11.03.2019 - Bildergalerie
Helmut Paisdzior
Helmut Paisdzior© Deutsches Generalkonsulat Breslau

In feierlicher Atmosphäre überreichte der deutsche Generalkonsul in Breslau, Hans Jörg Neumann, an Herrn Helmut Johann Paisdzior das Verdienstkreuz am Bande der Bundesrepublik Deutschland. An der Verleihung nahmen zahlreiche Ehrengäste teil, darunter der Marschall der Woiwodschaft Oppeln Andrzej Buła, der Vorsitzende des Oppelner Sejmiks Rafał Bartek, der Oppelner Bischof Andrzej Czaja, sowie zahlreiche Vertreter der deutschen Minderheit mit deren Vorsitzenden Bernard Gaida.

Generalkonsul Neumann betonte die besonderen Verdienste von Herrn Paisdzior um die deutsche Minderheit sowie die deutsch-polnische Verständigung.


Ansprache anlässlich der Verleihung des Verdienstkreuzes am Bande des Verdienstordens der Bundesrepublik Deutschland

am 11.03.2019 im Generalkonsulat Breslau

an Herrn Helmut Johann Paisdzior

(geb. am 24. November 1940 in Leschnitz)

Sehr geehrter Herr Paisdzior,
sehr geehrte Gäste,
               es ist mir eine besondere Freude, Sie heute im Generalkonsulat Breslau begrüßen zu können. Wir ehren mit Ihnen, lieber Herr Paisdzior, ein herausragendes Mitglied der Deutschen Minderheit in Polen.Die beeindruckende Gästeliste zeigt, welche große Wertschätzung unser heutiger Ehrengast genießt. Die Spitzen der deutschen Minderheit, zahlreiche Vertreter von Gemeinden aus der Woiwodschaft Oppeln und der Bischof von Oppeln sind bei dieser wunderbaren Anerkennung Ihrer Leistungen durch die Bundesrepublik Deutschland anwesend.

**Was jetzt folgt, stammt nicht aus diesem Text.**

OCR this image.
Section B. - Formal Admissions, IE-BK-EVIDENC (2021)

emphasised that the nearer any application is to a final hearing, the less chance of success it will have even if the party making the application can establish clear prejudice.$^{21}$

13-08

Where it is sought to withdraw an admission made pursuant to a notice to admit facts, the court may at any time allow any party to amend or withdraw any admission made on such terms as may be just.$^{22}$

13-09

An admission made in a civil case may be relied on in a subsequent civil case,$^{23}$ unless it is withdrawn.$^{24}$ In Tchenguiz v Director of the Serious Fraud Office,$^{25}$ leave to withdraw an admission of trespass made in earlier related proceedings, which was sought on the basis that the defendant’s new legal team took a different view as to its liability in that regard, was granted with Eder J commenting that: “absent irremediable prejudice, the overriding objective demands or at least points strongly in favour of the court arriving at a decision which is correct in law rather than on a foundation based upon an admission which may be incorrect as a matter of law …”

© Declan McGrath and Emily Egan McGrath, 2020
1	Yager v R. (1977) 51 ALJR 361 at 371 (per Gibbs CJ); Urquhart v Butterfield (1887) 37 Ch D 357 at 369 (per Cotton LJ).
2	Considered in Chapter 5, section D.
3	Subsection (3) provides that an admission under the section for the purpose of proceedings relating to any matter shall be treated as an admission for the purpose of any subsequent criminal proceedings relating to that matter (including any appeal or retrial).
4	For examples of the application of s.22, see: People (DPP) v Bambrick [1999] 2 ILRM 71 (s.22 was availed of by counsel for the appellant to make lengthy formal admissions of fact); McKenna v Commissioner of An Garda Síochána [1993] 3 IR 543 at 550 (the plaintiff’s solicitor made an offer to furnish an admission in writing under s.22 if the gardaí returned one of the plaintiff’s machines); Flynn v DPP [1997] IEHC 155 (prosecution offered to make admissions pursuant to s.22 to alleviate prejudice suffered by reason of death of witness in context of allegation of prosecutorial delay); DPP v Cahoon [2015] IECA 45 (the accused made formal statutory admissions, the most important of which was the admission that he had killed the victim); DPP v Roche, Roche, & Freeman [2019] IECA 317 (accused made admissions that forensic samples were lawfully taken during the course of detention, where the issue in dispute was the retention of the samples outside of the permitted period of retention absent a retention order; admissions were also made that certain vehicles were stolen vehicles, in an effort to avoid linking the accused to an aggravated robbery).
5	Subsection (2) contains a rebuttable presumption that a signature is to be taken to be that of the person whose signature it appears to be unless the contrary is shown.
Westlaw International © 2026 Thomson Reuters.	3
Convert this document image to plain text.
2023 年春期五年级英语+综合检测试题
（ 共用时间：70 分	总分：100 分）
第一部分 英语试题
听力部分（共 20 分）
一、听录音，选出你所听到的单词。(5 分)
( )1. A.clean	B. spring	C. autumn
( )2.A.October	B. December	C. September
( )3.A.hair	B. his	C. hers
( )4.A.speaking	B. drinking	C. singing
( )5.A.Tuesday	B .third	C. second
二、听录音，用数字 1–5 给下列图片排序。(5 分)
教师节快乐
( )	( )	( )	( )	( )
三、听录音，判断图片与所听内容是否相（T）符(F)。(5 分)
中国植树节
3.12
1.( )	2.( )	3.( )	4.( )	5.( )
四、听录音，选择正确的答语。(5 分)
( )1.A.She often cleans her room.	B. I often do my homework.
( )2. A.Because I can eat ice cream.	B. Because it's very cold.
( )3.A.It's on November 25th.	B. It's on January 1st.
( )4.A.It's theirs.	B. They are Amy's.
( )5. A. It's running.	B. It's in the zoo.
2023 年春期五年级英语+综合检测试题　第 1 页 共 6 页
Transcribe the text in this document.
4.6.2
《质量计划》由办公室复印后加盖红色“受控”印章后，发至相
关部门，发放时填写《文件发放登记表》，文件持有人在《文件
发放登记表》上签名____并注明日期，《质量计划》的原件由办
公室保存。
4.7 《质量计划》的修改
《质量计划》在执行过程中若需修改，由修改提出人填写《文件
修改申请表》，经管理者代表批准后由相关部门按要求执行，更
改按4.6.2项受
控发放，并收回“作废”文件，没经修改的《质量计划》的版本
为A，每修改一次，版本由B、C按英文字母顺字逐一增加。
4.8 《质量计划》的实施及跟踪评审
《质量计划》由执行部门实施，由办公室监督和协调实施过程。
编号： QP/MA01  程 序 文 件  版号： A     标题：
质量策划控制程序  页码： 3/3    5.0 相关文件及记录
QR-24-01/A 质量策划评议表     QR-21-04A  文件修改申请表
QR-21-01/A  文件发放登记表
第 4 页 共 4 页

Als deutsch-polnischer Doppelstaater verkörpern Sie in idealer Weise das Bild des Brückenbauers zwischen Polen und Deutschland.Neben Ihren zahlreichen Aktivitäten ragt besonders ihre 14jährige Tätigkeit von 1991-2005 als Abgeordneter der Deutschen Minderheit in der 1. bis 4. Legislaturperiode des polnischen Parlaments Sejm heraus.

Sehr geehrter Herr Paisdzior,

Sie haben sich durch Ihren unermüdlichen Einsatz für die Stärkung der Rechte der Deutschen Minderheit in Polen, um die Verständigung zwischen Deutschland und Polen in besonderer Weise verdient gemacht.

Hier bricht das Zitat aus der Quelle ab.